In 1960, like one of those Hollywood blockbuster scripts from the 90's that got optioned for big money, the Lakers relocated to Los Angeles, becoming the NBA's first Best Coast team. The team's golden years started off with a BANG with the acquisition of Jerry West and Elgin Baylor, two titans of the hardwood, who elevated the Lakers' reputation and expectations. The team, however, continually fell short in the championships, most often to the Boston Celtics - a rivalry that would become the NBA's version of a classic Greek tragedy. Even adding the legendary Wilt Chamberlain did little to stem the green tide of championships that swelled into Boston, the product of some leprachaun magic and maybe also Bill Russel.
Undeterred, the orginal BIG 3 played some exceptional hoops and put up some of the stats that would garner perennial mentions as top players in NBA history. West even got the NBA logo design after him! And while players were subject to the styles and fashion of the era that they were in, there were some groovy style moments as well (most of them involving Wilt, from what I can gather).
In the late '70s, the narrative around the Lakers began to shift seismically. With the arrival of the superstar Kareem Abdul-Jabbar, and later Magic Johnson and then James Worthy, and guided by the inimitable Pat Riley, Showtime was born. A style of basketball as glamorous as the city it represented, Showtime's fast-breaking, freewheeling play netted the Lakers five championships in the '80s.
The early '90s were a challenging period for the Lakeshow, yet out of that darkness emerged a new duo for the ages: Shaquille O'Neal and Kobe Bryant. Under Coach Phil Jackson, they delivered a triptych of championships, restoring the Lakers to their previous glory. Personal styles were decidedly, um, interesting, as they were wont to be in the fashion wasteland of the early 2000's. Still, there were some moments to be had.
Post-Shaq, the team was Kobe's kingdom, his reign marked by an unwavering intensity and two additional championships. The Lakers, like Los Angeles itself, became synonymous with stardom, drama, and the relentless pursuit of success (and maybe, just a little, some individual accolades). Kobe's tragic death only cemented his status as one of the handful of athletes who will always be synonymous for the incredible success enjoyed by the NBA's marquee franchise.
The purple and gold standard was carried forward by LeBron James and Anthony Davis in 2020, when they seized yet another championship. Lakers' legacy, after all, is a parade of constellations, the steady rhythm of revolution and renewal, much like the city they call home. And, with the full powers of the worldwideweb and social media behind them, these dudes paid just as much attention to their personal style as they did to kicking butt on the court.

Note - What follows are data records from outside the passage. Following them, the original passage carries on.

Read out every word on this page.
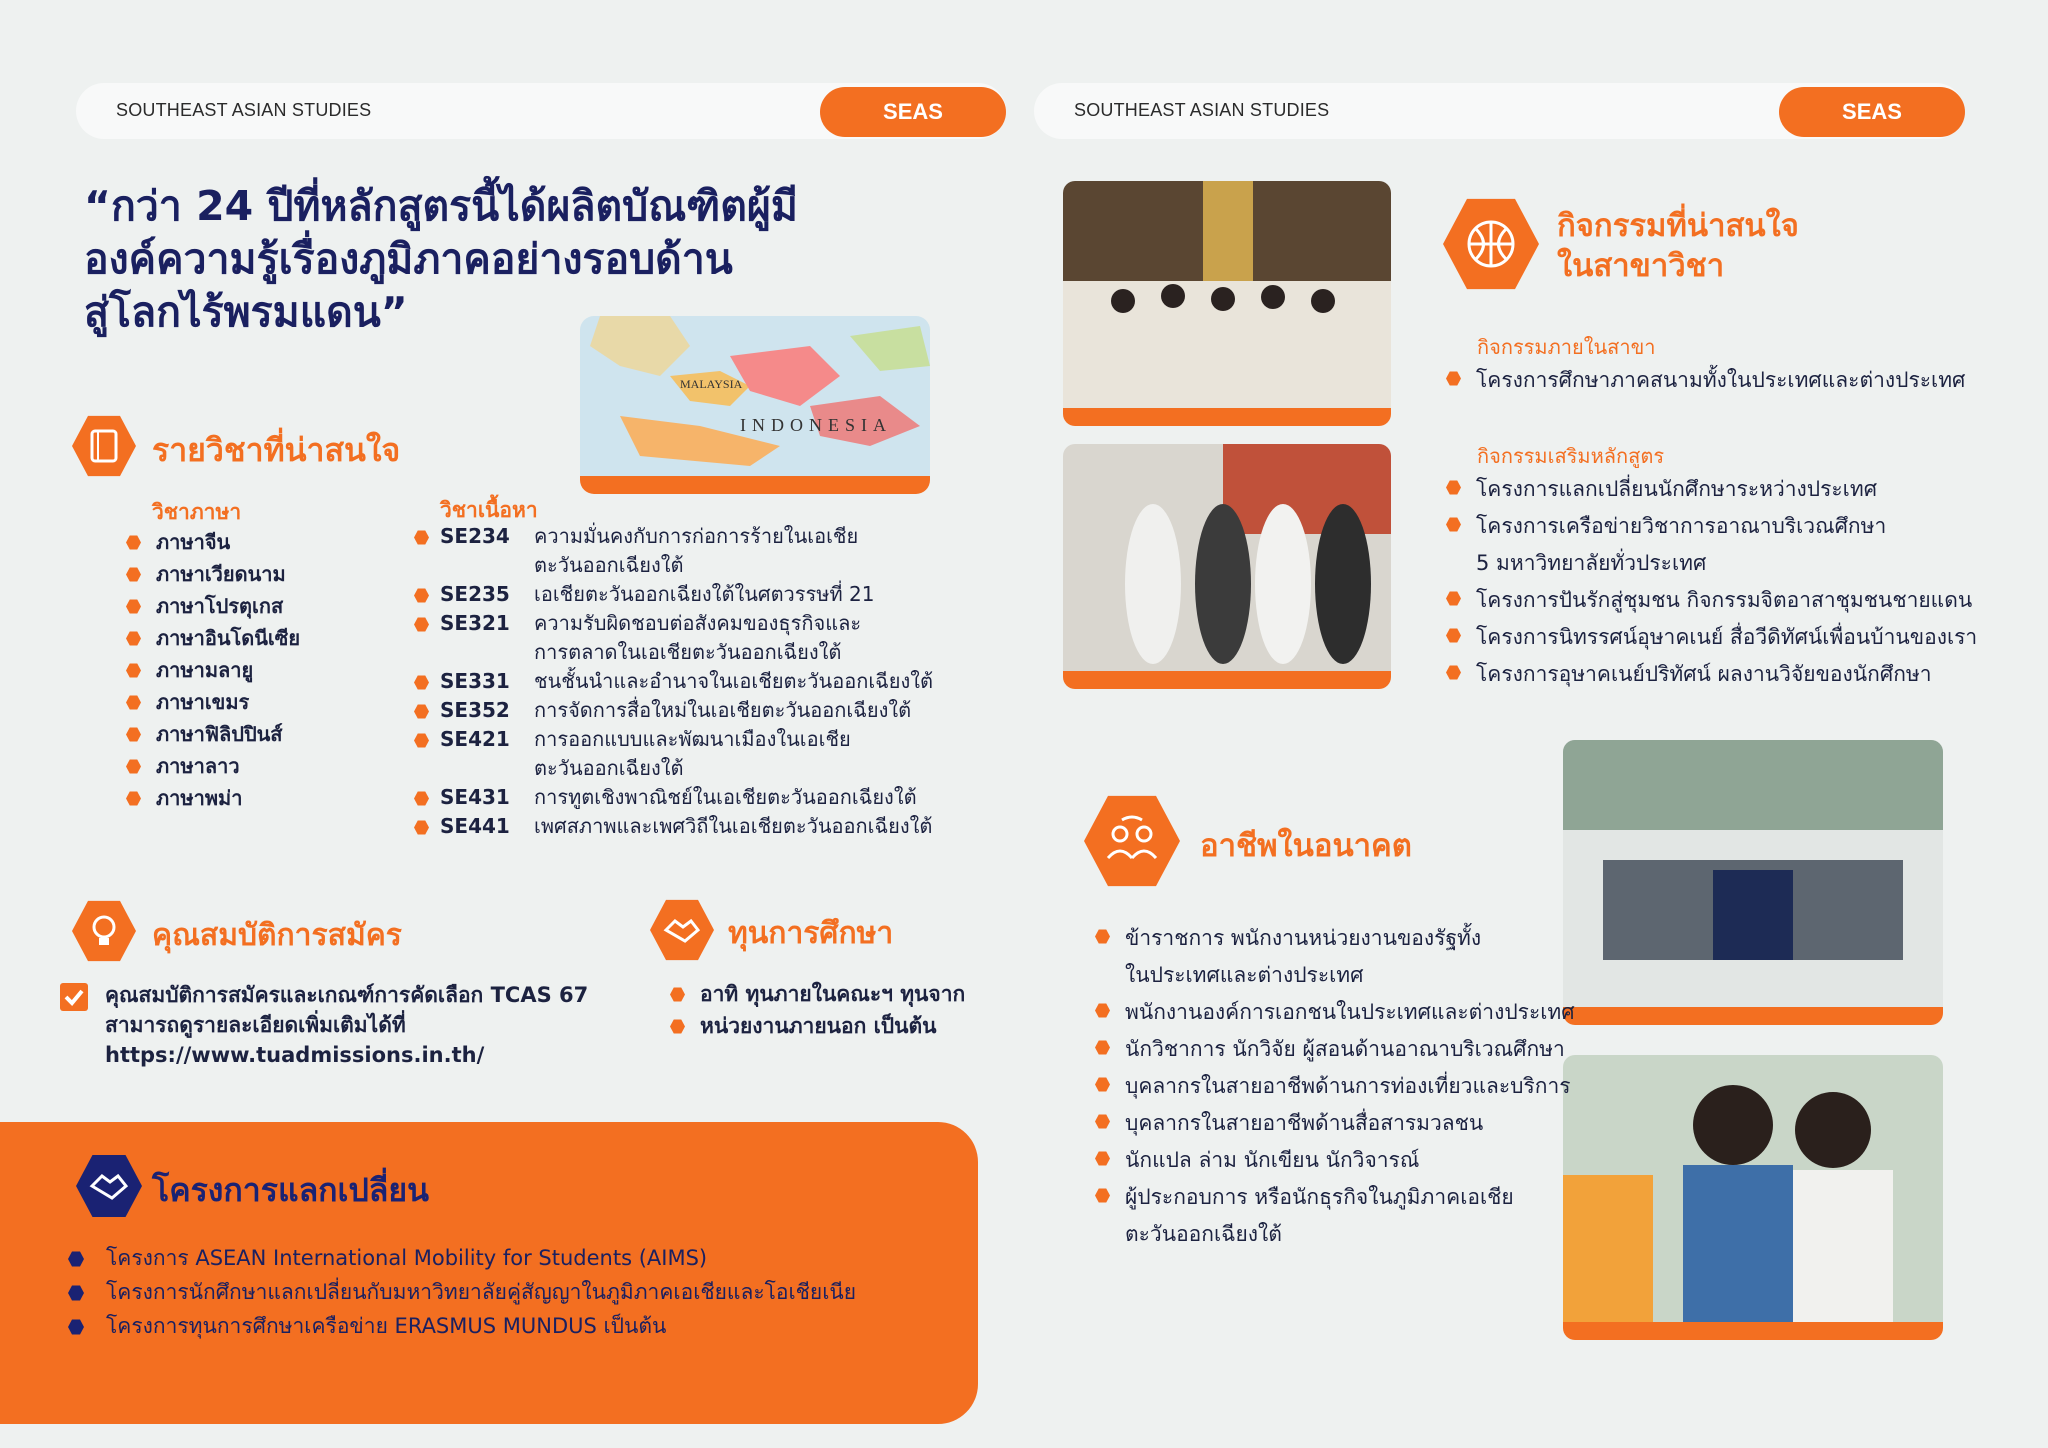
SOUTHEAST ASIAN STUDIES	SEAS	SOUTHEAST ASIAN STUDIES	SEAS
“กว่า 24 ปีที่หลักสูตรนี้ได้ผลิตบัณฑิตผู้มี
องค์ความรู้เรื่องภูมิภาคอย่างรอบด้าน
สู่โลกไร้พรมแดน”
MALAYSIA
INDONESIA
รายวิชาที่น่าสนใจ
วิชาภาษา
ภาษาจีน
ภาษาเวียดนาม
ภาษาโปรตุเกส
ภาษาอินโดนีเซีย
ภาษามลายู
ภาษาเขมร
ภาษาฟิลิปปินส์
ภาษาลาว
ภาษาพม่า
วิชาเนื้อหา
SE234	ความมั่นคงกับการก่อการร้ายในเอเชีย
ตะวันออกเฉียงใต้
SE235	เอเชียตะวันออกเฉียงใต้ในศตวรรษที่ 21
SE321	ความรับผิดชอบต่อสังคมของธุรกิจและ
การตลาดในเอเชียตะวันออกเฉียงใต้
SE331	ชนชั้นนำและอำนาจในเอเชียตะวันออกเฉียงใต้
SE352	การจัดการสื่อใหม่ในเอเชียตะวันออกเฉียงใต้
SE421	การออกแบบและพัฒนาเมืองในเอเชีย
ตะวันออกเฉียงใต้
SE431	การทูตเชิงพาณิชย์ในเอเชียตะวันออกเฉียงใต้
SE441	เพศสภาพและเพศวิถีในเอเชียตะวันออกเฉียงใต้
คุณสมบัติการสมัคร
คุณสมบัติการสมัครและเกณฑ์การคัดเลือก TCAS 67
สามารถดูรายละเอียดเพิ่มเติมได้ที่
https://www.tuadmissions.in.th/
ทุนการศึกษา
อาทิ ทุนภายในคณะฯ ทุนจาก
หน่วยงานภายนอก เป็นต้น
โครงการแลกเปลี่ยน
โครงการ ASEAN International Mobility for Students (AIMS)
โครงการนักศึกษาแลกเปลี่ยนกับมหาวิทยาลัยคู่สัญญาในภูมิภาคเอเชียและโอเชียเนีย
โครงการทุนการศึกษาเครือข่าย ERASMUS MUNDUS เป็นต้น
กิจกรรมที่น่าสนใจ
ในสาขาวิชา
กิจกรรมภายในสาขา
โครงการศึกษาภาคสนามทั้งในประเทศและต่างประเทศ
กิจกรรมเสริมหลักสูตร
โครงการแลกเปลี่ยนนักศึกษาระหว่างประเทศ
โครงการเครือข่ายวิชาการอาณาบริเวณศึกษา
5 มหาวิทยาลัยทั่วประเทศ
โครงการปันรักสู่ชุมชน กิจกรรมจิตอาสาชุมชนชายแดน
โครงการนิทรรศน์อุษาคเนย์ สื่อวีดิทัศน์เพื่อนบ้านของเรา
โครงการอุษาคเนย์ปริทัศน์ ผลงานวิจัยของนักศึกษา
อาชีพในอนาคต
ข้าราชการ พนักงานหน่วยงานของรัฐทั้ง
ในประเทศและต่างประเทศ
พนักงานองค์การเอกชนในประเทศและต่างประเทศ
นักวิชาการ นักวิจัย ผู้สอนด้านอาณาบริเวณศึกษา
บุคลากรในสายอาชีพด้านการท่องเที่ยวและบริการ
บุคลากรในสายอาชีพด้านสื่อสารมวลชน
นักแปล ล่าม นักเขียน นักวิจารณ์
ผู้ประกอบการ หรือนักธุรกิจในภูมิภาคเอเชีย
ตะวันออกเฉียงใต้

Davis and Lebron currently lead the way in that department, but here-today-gone-tomorrow hoops-and-style standouts like Jordan Clarkson and Russel Westbrook added their own flair to the drama, both on the court and walking down "the tunnel", a spectacle that is often more entertaining than the game itself.
It's impossible to say what the future holds for the Lakers (besides, you know, winning a ton of games after they sign Giannis) but if their storied history is any indication, it promises to be nothing short of spectacular and stylish, ever unfolding like the final act of a captivating film, credits yet to roll.